Annie Anderson, at the University of Dundee, investigated whether a lifestyle intervention programme which has been shown to influence diabetes risk might also effect the health of colorectal cancer survivors.
The research found that the colorectal cancer survivors were interested in participating in lifestyle change and associated research. These interventions should be personalised to suit people’s abilities and methods to optimise recruitment should be considered.
Joseph Lau, at the University of Hong Kong, investigated attitudes and behaviours towards food avoidance and food preference in Chinese cancer patients, the Chinese general public and Traditional Chinese Medicine doctors.
The research found that a high proportion of people in all three of these groups believed that food avoidance would benefit the health of cancer patients.
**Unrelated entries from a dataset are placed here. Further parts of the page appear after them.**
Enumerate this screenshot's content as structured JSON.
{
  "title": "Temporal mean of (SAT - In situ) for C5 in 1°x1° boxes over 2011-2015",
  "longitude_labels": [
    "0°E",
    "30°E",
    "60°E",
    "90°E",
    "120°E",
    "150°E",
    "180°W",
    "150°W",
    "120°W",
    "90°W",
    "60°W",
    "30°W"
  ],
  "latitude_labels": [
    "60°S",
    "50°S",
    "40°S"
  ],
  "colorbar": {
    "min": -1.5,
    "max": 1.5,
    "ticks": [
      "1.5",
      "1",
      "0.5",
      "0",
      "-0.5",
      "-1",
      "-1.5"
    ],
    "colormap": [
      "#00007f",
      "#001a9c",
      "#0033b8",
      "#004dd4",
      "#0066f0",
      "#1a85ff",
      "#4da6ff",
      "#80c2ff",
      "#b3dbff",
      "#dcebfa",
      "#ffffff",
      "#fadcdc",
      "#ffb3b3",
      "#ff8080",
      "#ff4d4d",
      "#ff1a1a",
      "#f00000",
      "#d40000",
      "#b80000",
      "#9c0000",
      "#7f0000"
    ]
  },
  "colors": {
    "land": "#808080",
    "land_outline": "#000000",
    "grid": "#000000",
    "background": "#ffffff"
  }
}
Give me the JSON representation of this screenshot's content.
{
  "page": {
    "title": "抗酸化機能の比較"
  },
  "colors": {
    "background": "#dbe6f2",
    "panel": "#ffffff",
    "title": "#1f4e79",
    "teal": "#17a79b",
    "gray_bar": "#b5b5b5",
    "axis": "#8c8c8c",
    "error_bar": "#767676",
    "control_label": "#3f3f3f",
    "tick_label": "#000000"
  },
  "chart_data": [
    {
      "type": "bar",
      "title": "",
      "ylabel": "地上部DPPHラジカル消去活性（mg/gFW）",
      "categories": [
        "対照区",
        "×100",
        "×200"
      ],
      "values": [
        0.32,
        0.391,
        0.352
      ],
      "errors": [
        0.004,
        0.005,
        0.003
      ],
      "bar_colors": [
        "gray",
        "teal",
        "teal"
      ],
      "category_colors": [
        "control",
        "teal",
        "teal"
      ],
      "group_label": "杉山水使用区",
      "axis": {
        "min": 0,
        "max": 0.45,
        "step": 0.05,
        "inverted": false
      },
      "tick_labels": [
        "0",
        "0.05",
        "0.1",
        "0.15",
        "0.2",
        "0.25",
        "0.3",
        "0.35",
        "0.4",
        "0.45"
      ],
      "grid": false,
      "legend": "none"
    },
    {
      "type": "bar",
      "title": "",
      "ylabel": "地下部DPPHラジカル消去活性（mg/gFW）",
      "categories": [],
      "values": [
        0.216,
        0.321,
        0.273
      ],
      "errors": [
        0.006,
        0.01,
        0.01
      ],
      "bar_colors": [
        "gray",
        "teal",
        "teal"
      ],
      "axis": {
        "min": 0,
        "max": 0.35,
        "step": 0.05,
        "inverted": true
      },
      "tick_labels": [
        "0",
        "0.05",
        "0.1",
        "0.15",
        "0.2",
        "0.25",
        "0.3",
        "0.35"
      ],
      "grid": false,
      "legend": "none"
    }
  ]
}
Such beliefs are, however, not evidence-based. Few participants believed that food avoidance would cause malnutrition. These food avoidance behaviours are a potential health threat to Chinese cancer patients. As this was a small pilot study, further large-scale studies are warranted.
Josette Sin-yee Chor, at The Chinese University of Hong Kong, investigated the association between changes in dietary intake and consumption of supplements and quality of life of breast cancer survivors.
This research showed that breast cancer patients commonly changed their diet after diagnosis, often adopting a healthier lifestyle. The study showed increased consumption of Omega-3 and decreased consumption of durian, trans-fats, tea, coffee and wine was associated with a positive change in quality of life.
Judy Ho, at the University of Hong Kong, looked into establishing a feasible dietary and physical activity intervention programme to reduce colorectal cancer recurrence, through lowering red meat and processed meat consumption and increasing physical activity.
The research found that bowel cancer survivors are willing to undergo lifestyle changes; however, they only have a limited knowledge of the influence of lifestyle factors on their cancer outlook. The project identified possible factors to encourage patients to change their dietary and physical activity habits. Based on the findings, the research team devised and field-tested the planned programme so that it could be tested on a wider scale in a future study. Improving knowledge of the role of dietary and physical activity habits in improving cancer outlook is essential for the success of this lifestyle-changing programme.
Alice Simon, at University College London, investigated an intervention designed to improve lifestyle behaviours in colorectal cancer survivors.
This research found the tailored, telephone-based intervention was feasible and improved diet and physical activity. Gains were seen in quality of life and fatigue was reduced. A large randomised controlled trial of this approach is warranted.